Vêtus de tuniques sombres que Vassili leur avait dégotées, ils se fondaient à l'obscurité, telles deux ombres dans la nuit. Vassili avait dissimulé sa chevelure blonde sous un turban noir, et Féodor avait immobilisé son pouce droit avec de larges bandes de tissu rigidifiées par de la cire.

Féodor ne pouvait que se l'avouer : il y avait quelque chose de grisant dans la préparation d'un mauvais coup. Il se sentait vivant. Maintenant qu'il y pensait, il devait souvent ce sentiment aux initiatives de son ami.

Vassili arborait son éternel sourire. Il dévorait le bâtiment des yeux, une lueur malicieuse dans le regard. Féodor devait bien l'admettre : l'édifice était sublime.

Il n'avait d'ambassade que le nom, et Féodor l'assimilait plus à un château aux formes arrondies. Un immense dôme d'ardoise bleue surplombait de nombreux toits en coupole, dont la taille diminuait avec la hauteur, de telle manière que sous les plus petits, un grand hall s'ouvrait sur les jardins. La lune se reflétait sur les murs de pierre blanche aux formes courbes, si bien qu'une faible clarté paraissait en émaner directement, irradiant les jardins alentours. Çà et là, de grandes tours semblaient naitre des recoins de l'édifice, et pointaient vers les étoiles leurs toits en forme de bulbes. Sous de nombreuses arches, Féodor pouvait nettement distinguer la présence de gardes armés. Son estomac se noua.

– Tu es prêt ? demanda Vassili.

– Non.

– Moi non plus. Allons-y.

Ils avaient répété le plan des dizaines de fois. Vassili avait observé les allées et venues des gardes pendant une semaine entière, et ils avaient appris par cœur les rondes, ainsi que les relèves. Féodor avait appris seul les plans du bâtiment, Vassili étant trop dissipé pour l'exercice. Il espérait néanmoins que la routine dans laquelle étaient plongés les soldats les rendait moins vigilants.

Ils descendirent du toit où ils avaient pris position, et se dirigèrent vers les hautes grilles de métal donnant sur les jardins. Les franchir ne posait aucune difficulté, même avec la blessure de Féodor. Vassili prit tout de même la précaution de grimper lentement, afin de ne pas faire tomber le sac dans lequel il transportait un peu de matériel. Les deux amis s'étaient mis d'accord pour n'emporter que le strict nécessaire : la potion de passe-muraille de Karloff, deux cordes, un couteau, et une massue. Pour le reste, ils devraient compter sur leur talent.

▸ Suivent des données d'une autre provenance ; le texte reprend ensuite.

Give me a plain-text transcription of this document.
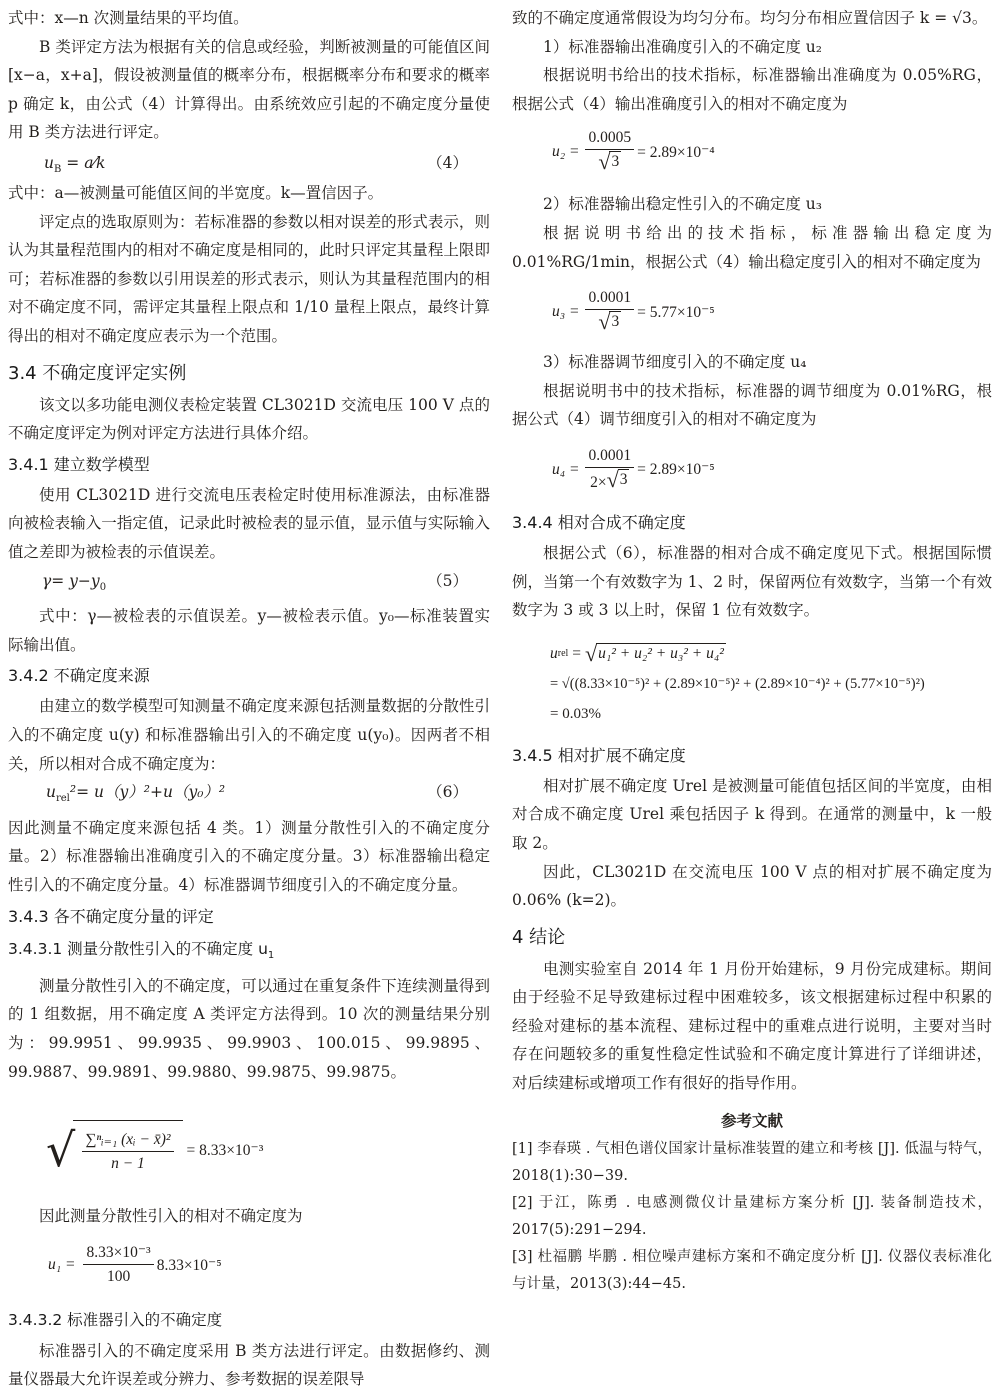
式中：x—n 次测量结果的平均值。

B 类评定方法为根据有关的信息或经验，判断被测量的可能值区间 [x−a，x+a]，假设被测量值的概率分布，根据概率分布和要求的概率 p 确定 k，由公式（4）计算得出。由系统效应引起的不确定度分量使用 B 类方法进行评定。

$u_B$ = a⁄k	（4）

式中：a—被测量可能值区间的半宽度。k—置信因子。

评定点的选取原则为：若标准器的参数以相对误差的形式表示，则认为其量程范围内的相对不确定度是相同的，此时只评定其量程上限即可；若标准器的参数以引用误差的形式表示，则认为其量程范围内的相对不确定度不同，需评定其量程上限点和 1/10 量程上限点，最终计算得出的相对不确定度应表示为一个范围。

3.4 不确定度评定实例

该文以多功能电测仪表检定装置 CL3021D 交流电压 100 V 点的不确定度评定为例对评定方法进行具体介绍。

3.4.1 建立数学模型

使用 CL3021D 进行交流电压表检定时使用标准源法，由标准器向被检表输入一指定值，记录此时被检表的显示值，显示值与实际输入值之差即为被检表的示值误差。

$\gamma= y-y_0$	（5）

式中：γ—被检表的示值误差。y—被检表示值。y₀—标准装置实际输出值。

3.4.2 不确定度来源

由建立的数学模型可知测量不确定度来源包括测量数据的分散性引入的不确定度 u(y) 和标准器输出引入的不确定度 u(y₀)。因两者不相关，所以相对合成不确定度为：

$u_{rel}^2= u(y)^2+u(y_0)^2$	（6）

因此测量不确定度来源包括 4 类。1）测量分散性引入的不确定度分量。2）标准器输出准确度引入的不确定度分量。3）标准器输出稳定性引入的不确定度分量。4）标准器调节细度引入的不确定度分量。

3.4.3 各不确定度分量的评定
3.4.3.1 测量分散性引入的不确定度 $u_1$

测量分散性引入的不确定度，可以通过在重复条件下连续测量得到的 1 组数据，用不确定度 A 类评定方法得到。10 次的测量结果分别为：99.9951、99.9935、99.9903、100.015、99.9895、99.9887、99.9891、99.9880、99.9875、99.9875。

√ $\frac{\text{∑ⁿᵢ₌₁ (xᵢ − x̄)²}}{n - 1} = 8.33\times 10^{-3}$

因此测量分散性引入的相对不确定度为

$u_1 = \frac{\text{8.33×10⁻³}}{100} 8.33\times 10^{-5}$
3.4.3.2 标准器引入的不确定度

标准器引入的不确定度采用 B 类方法进行评定。由数据修约、测量仪器最大允许误差或分辨力、参考数据的误差限导

致的不确定度通常假设为均匀分布。均匀分布相应置信因子 k = √3。

1）标准器输出准确度引入的不确定度 u₂

根据说明书给出的技术指标，标准器输出准确度为 0.05%RG，根据公式（4）输出准确度引入的相对不确定度为

$u_2 = \frac{0.0005}{√ 3} = 2.89\times 10^{-4}$

2）标准器输出稳定性引入的不确定度 u₃

根据说明书给出的技术指标，标准器输出稳定度为 0.01%RG/1min，根据公式（4）输出稳定度引入的相对不确定度为

$u_3 = \frac{0.0001}{√ 3} = 5.77\times 10^{-5}$

3）标准器调节细度引入的不确定度 u₄

根据说明书中的技术指标，标准器的调节细度为 0.01%RG，根据公式（4）调节细度引入的相对不确定度为

$u_4 = \frac{0.0001}{2\times √ 3} = 2.89\times 10^{-5}$
3.4.4 相对合成不确定度

根据公式（6），标准器的相对合成不确定度见下式。根据国际惯例，当第一个有效数字为 1、2 时，保留两位有效数字，当第一个有效数字为 3 或 3 以上时，保留 1 位有效数字。

u rel = √ u₁² + u₂² + u₃² + u₄²
= √((8.33×10⁻⁵)² + (2.89×10⁻⁵)² + (2.89×10⁻⁴)² + (5.77×10⁻⁵)²)
= 0.03%
3.4.5 相对扩展不确定度

相对扩展不确定度 Urel 是被测量可能值包括区间的半宽度，由相对合成不确定度 Urel 乘包括因子 k 得到。在通常的测量中，k 一般取 2。

因此，CL3021D 在交流电压 100 V 点的相对扩展不确定度为 0.06% (k=2)。

4 结论

电测实验室自 2014 年 1 月份开始建标，9 月份完成建标。期间由于经验不足导致建标过程中困难较多，该文根据建标过程中积累的经验对建标的基本流程、建标过程中的重难点进行说明，主要对当时存在问题较多的重复性稳定性试验和不确定度计算进行了详细讲述，对后续建标或增项工作有很好的指导作用。

参考文献

[1] 李春瑛 . 气相色谱仪国家计量标准装置的建立和考核 [J]. 低温与特气，2018(1):30−39.

[2] 于江，陈勇 . 电感测微仪计量建标方案分析 [J]. 装备制造技术，2017(5):291−294.

[3] 杜福鹏 毕鹏 . 相位噪声建标方案和不确定度分析 [J]. 仪器仪表标准化与计量，2013(3):44−45.
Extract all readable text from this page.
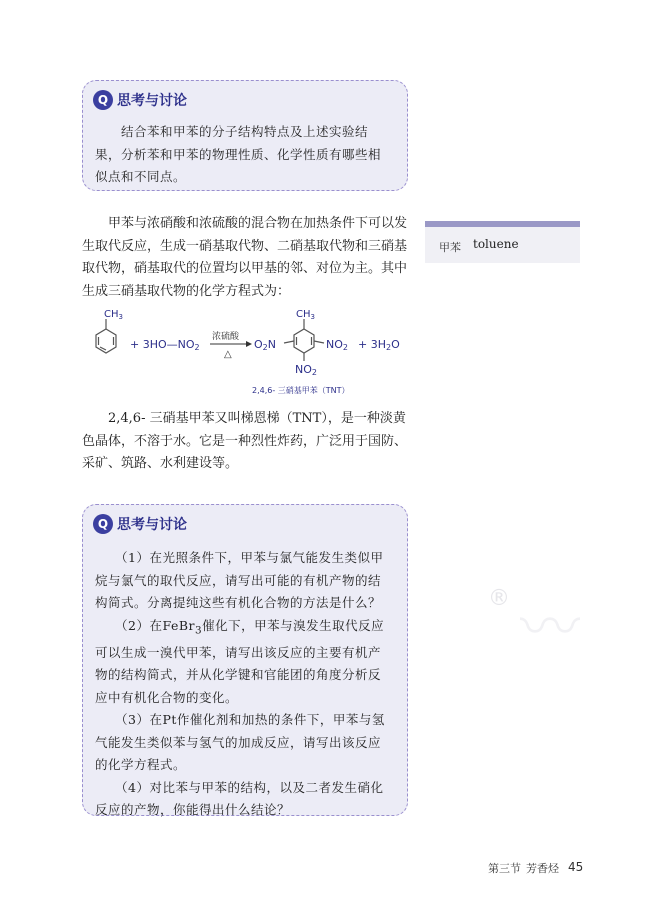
〰
®
Q 思考与讨论
结合苯和甲苯的分子结构特点及上述实验结果，分析苯和甲苯的物理性质、化学性质有哪些相似点和不同点。
甲苯 toluene
甲苯与浓硝酸和浓硫酸的混合物在加热条件下可以发生取代反应，生成一硝基取代物、二硝基取代物和三硝基取代物，硝基取代的位置均以甲基的邻、对位为主。其中生成三硝基取代物的化学方程式为：
$CH_3$
+ 3HO—NO2
浓硫酸
△
O2N
$CH_3$
NO2
NO2
+ 3H2O
2,4,6- 三硝基甲苯（TNT）
2,4,6- 三硝基甲苯又叫梯恩梯（TNT），是一种淡黄色晶体，不溶于水。它是一种烈性炸药，广泛用于国防、采矿、筑路、水利建设等。
Q 思考与讨论
（1）在光照条件下，甲苯与氯气能发生类似甲烷与氯气的取代反应，请写出可能的有机产物的结构简式。分离提纯这些有机化合物的方法是什么？
（2）在FeBr$_3$催化下，甲苯与溴发生取代反应可以生成一溴代甲苯，请写出该反应的主要有机产物的结构简式，并从化学键和官能团的角度分析反应中有机化合物的变化。
（3）在Pt作催化剂和加热的条件下，甲苯与氢气能发生类似苯与氢气的加成反应，请写出该反应的化学方程式。
（4）对比苯与甲苯的结构，以及二者发生硝化反应的产物，你能得出什么结论？
第三节 芳香烃 45
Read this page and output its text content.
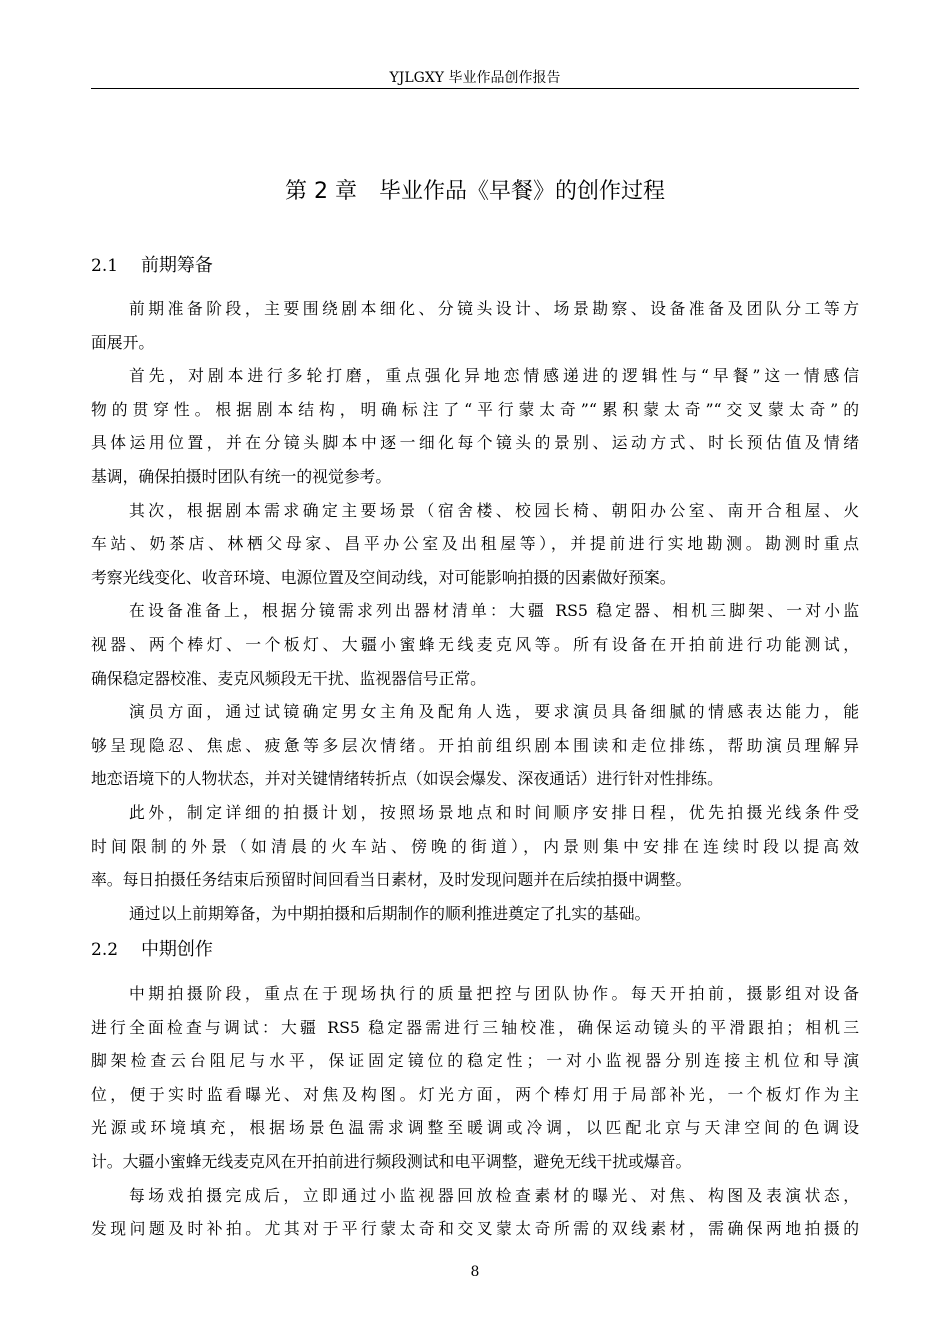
YJLGXY 毕业作品创作报告
第 2 章　毕业作品《早餐》的创作过程
2.1 前期筹备
前期准备阶段，主要围绕剧本细化、分镜头设计、场景勘察、设备准备及团队分工等方
面展开。
首先，对剧本进行多轮打磨，重点强化异地恋情感递进的逻辑性与“早餐”这一情感信
物的贯穿性。根据剧本结构，明确标注了“平行蒙太奇”“累积蒙太奇”“交叉蒙太奇”的
具体运用位置，并在分镜头脚本中逐一细化每个镜头的景别、运动方式、时长预估值及情绪
基调，确保拍摄时团队有统一的视觉参考。
其次，根据剧本需求确定主要场景（宿舍楼、校园长椅、朝阳办公室、南开合租屋、火
车站、奶茶店、林栖父母家、昌平办公室及出租屋等），并提前进行实地勘测。勘测时重点
考察光线变化、收音环境、电源位置及空间动线，对可能影响拍摄的因素做好预案。
在设备准备上，根据分镜需求列出器材清单：大疆 RS5 稳定器、相机三脚架、一对小监
视器、两个棒灯、一个板灯、大疆小蜜蜂无线麦克风等。所有设备在开拍前进行功能测试，
确保稳定器校准、麦克风频段无干扰、监视器信号正常。
演员方面，通过试镜确定男女主角及配角人选，要求演员具备细腻的情感表达能力，能
够呈现隐忍、焦虑、疲惫等多层次情绪。开拍前组织剧本围读和走位排练，帮助演员理解异
地恋语境下的人物状态，并对关键情绪转折点（如误会爆发、深夜通话）进行针对性排练。
此外，制定详细的拍摄计划，按照场景地点和时间顺序安排日程，优先拍摄光线条件受
时间限制的外景（如清晨的火车站、傍晚的街道），内景则集中安排在连续时段以提高效
率。每日拍摄任务结束后预留时间回看当日素材，及时发现问题并在后续拍摄中调整。
通过以上前期筹备，为中期拍摄和后期制作的顺利推进奠定了扎实的基础。
2.2 中期创作
中期拍摄阶段，重点在于现场执行的质量把控与团队协作。每天开拍前，摄影组对设备
进行全面检查与调试：大疆 RS5 稳定器需进行三轴校准，确保运动镜头的平滑跟拍；相机三
脚架检查云台阻尼与水平，保证固定镜位的稳定性；一对小监视器分别连接主机位和导演
位，便于实时监看曝光、对焦及构图。灯光方面，两个棒灯用于局部补光，一个板灯作为主
光源或环境填充，根据场景色温需求调整至暖调或冷调，以匹配北京与天津空间的色调设
计。大疆小蜜蜂无线麦克风在开拍前进行频段测试和电平调整，避免无线干扰或爆音。
每场戏拍摄完成后，立即通过小监视器回放检查素材的曝光、对焦、构图及表演状态，
发现问题及时补拍。尤其对于平行蒙太奇和交叉蒙太奇所需的双线素材，需确保两地拍摄的
8
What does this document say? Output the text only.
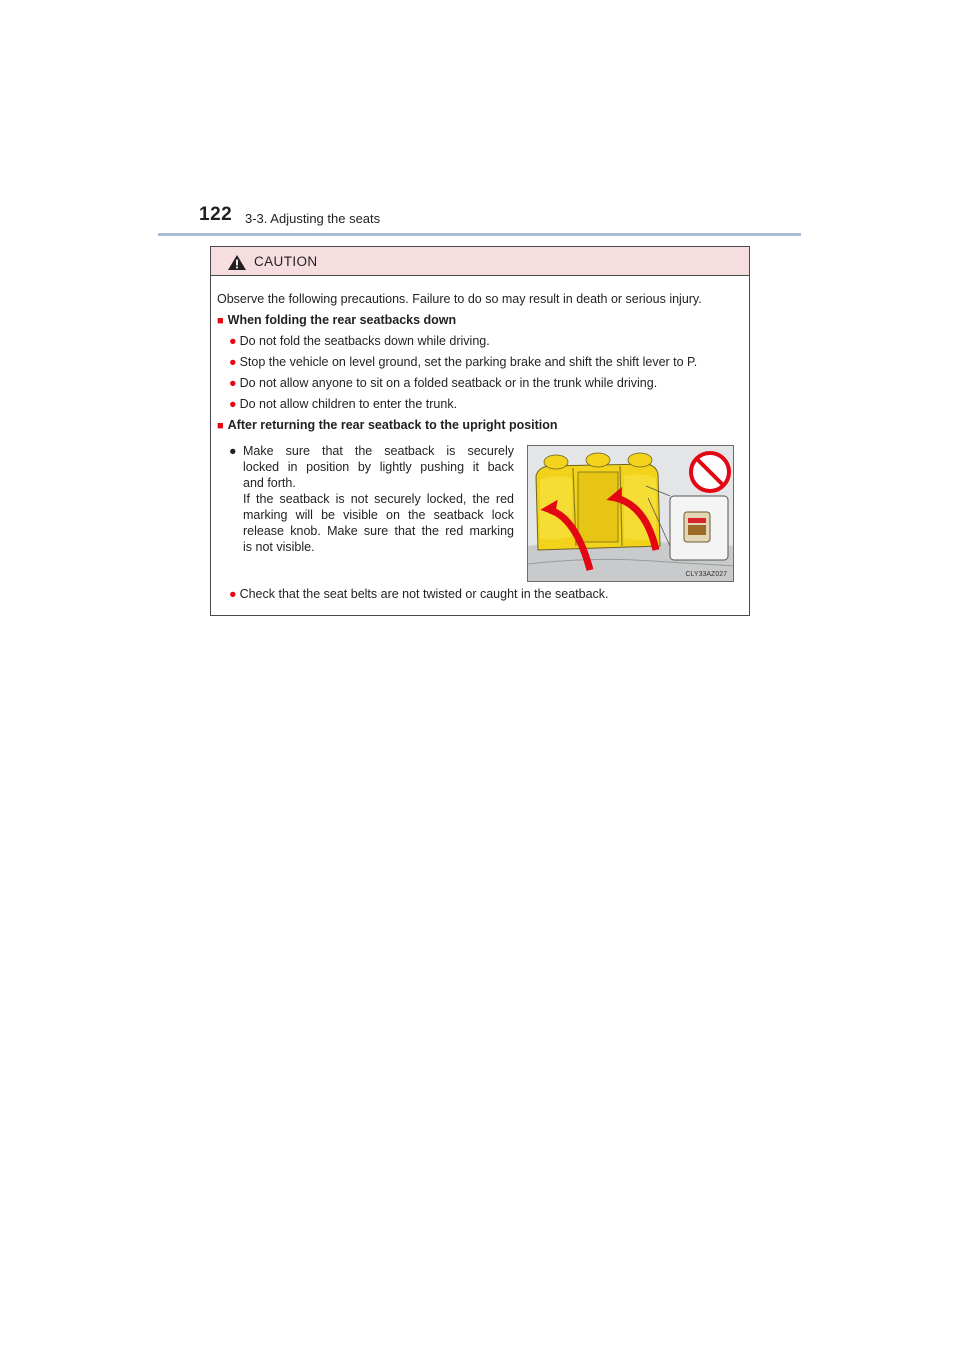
122 3-3. Adjusting the seats
CAUTION
Observe the following precautions. Failure to do so may result in death or serious injury.
■ When folding the rear seatbacks down
● Do not fold the seatbacks down while driving.
● Stop the vehicle on level ground, set the parking brake and shift the shift lever to P.
● Do not allow anyone to sit on a folded seatback or in the trunk while driving.
● Do not allow children to enter the trunk.
■ After returning the rear seatback to the upright position
● Make sure that the seatback is securely
locked in position by lightly pushing it back
and forth.
If the seatback is not securely locked, the red
marking will be visible on the seatback lock
release knob. Make sure that the red marking
is not visible.
CLY33AZ027
● Check that the seat belts are not twisted or caught in the seatback.
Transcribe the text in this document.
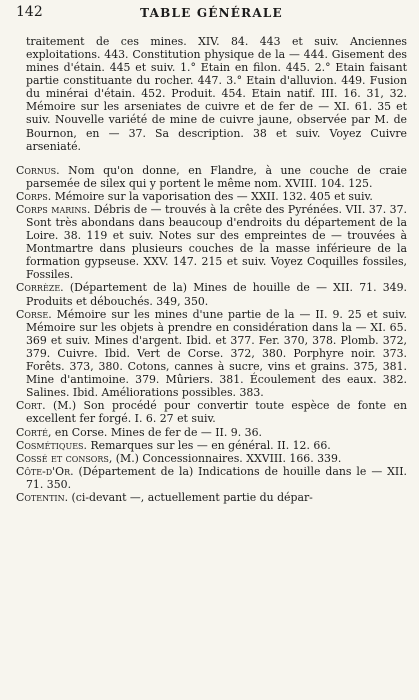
142	TABLE GÉNÉRALE

traitement de ces mines. XIV. 84. 443 et suiv. Anciennes exploitations. 443. Constitution physique de la — 444. Gisement des mines d'étain. 445 et suiv. 1.° Etain en filon. 445. 2.° Etain faisant partie constituante du rocher. 447. 3.° Etain d'alluvion. 449. Fusion du minérai d'étain. 452. Produit. 454. Etain natif. III. 16. 31, 32. Mémoire sur les arseniates de cuivre et de fer de — XI. 61. 35 et suiv. Nouvelle variété de mine de cuivre jaune, observée par M. de Bournon, en — 37. Sa description. 38 et suiv. Voyez Cuivre arseniaté.

Cornus. Nom qu'on donne, en Flandre, à une couche de craie parsemée de silex qui y portent le même nom. XVIII. 104. 125.

Corps. Mémoire sur la vaporisation des — XXII. 132. 405 et suiv.

Corps marins. Débris de — trouvés à la crête des Pyrénées. VII. 37. 37. Sont très abondans dans beaucoup d'endroits du département de la Loire. 38. 119 et suiv. Notes sur des empreintes de — trouvées à Montmartre dans plusieurs couches de la masse inférieure de la formation gypseuse. XXV. 147. 215 et suiv. Voyez Coquilles fossiles, Fossiles.

Corrèze. (Département de la) Mines de houille de — XII. 71. 349. Produits et débouchés. 349, 350.

Corse. Mémoire sur les mines d'une partie de la — II. 9. 25 et suiv. Mémoire sur les objets à prendre en considération dans la — XI. 65. 369 et suiv. Mines d'argent. Ibid. et 377. Fer. 370, 378. Plomb. 372, 379. Cuivre. Ibid. Vert de Corse. 372, 380. Porphyre noir. 373. Forêts. 373, 380. Cotons, cannes à sucre, vins et grains. 375, 381. Mine d'antimoine. 379. Mûriers. 381. Écoulement des eaux. 382. Salines. Ibid. Améliorations possibles. 383.

Cort. (M.) Son procédé pour convertir toute espèce de fonte en excellent fer forgé. I. 6. 27 et suiv.

Corté, en Corse. Mines de fer de — II. 9. 36.

Cosmétiques. Remarques sur les — en général. II. 12. 66.

Cossé et consors, (M.) Concessionnaires. XXVIII. 166. 339.

Côte-d'Or. (Département de la) Indications de houille dans le — XII. 71. 350.

Cotentin. (ci-devant —, actuellement partie du dépar-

Ils traversèrent les jardins avec toute la prudence du monde. De grandes allées de gravier blanc séparaient des carrés de végétation, où poussaient de nombreuses fleurs qui saturaient l'air de parfums entêtants. De multiples fontaines s'échappaient des jets d'eau qui retombaient dans des bassins de marbre blanc, baignant le lieu d'un bruit blanc apaisant. Si Féodor n'était pas en train d'entrer par effraction dans un des bâtiments officiels de l'Agora, il se serait cru dans un rêve.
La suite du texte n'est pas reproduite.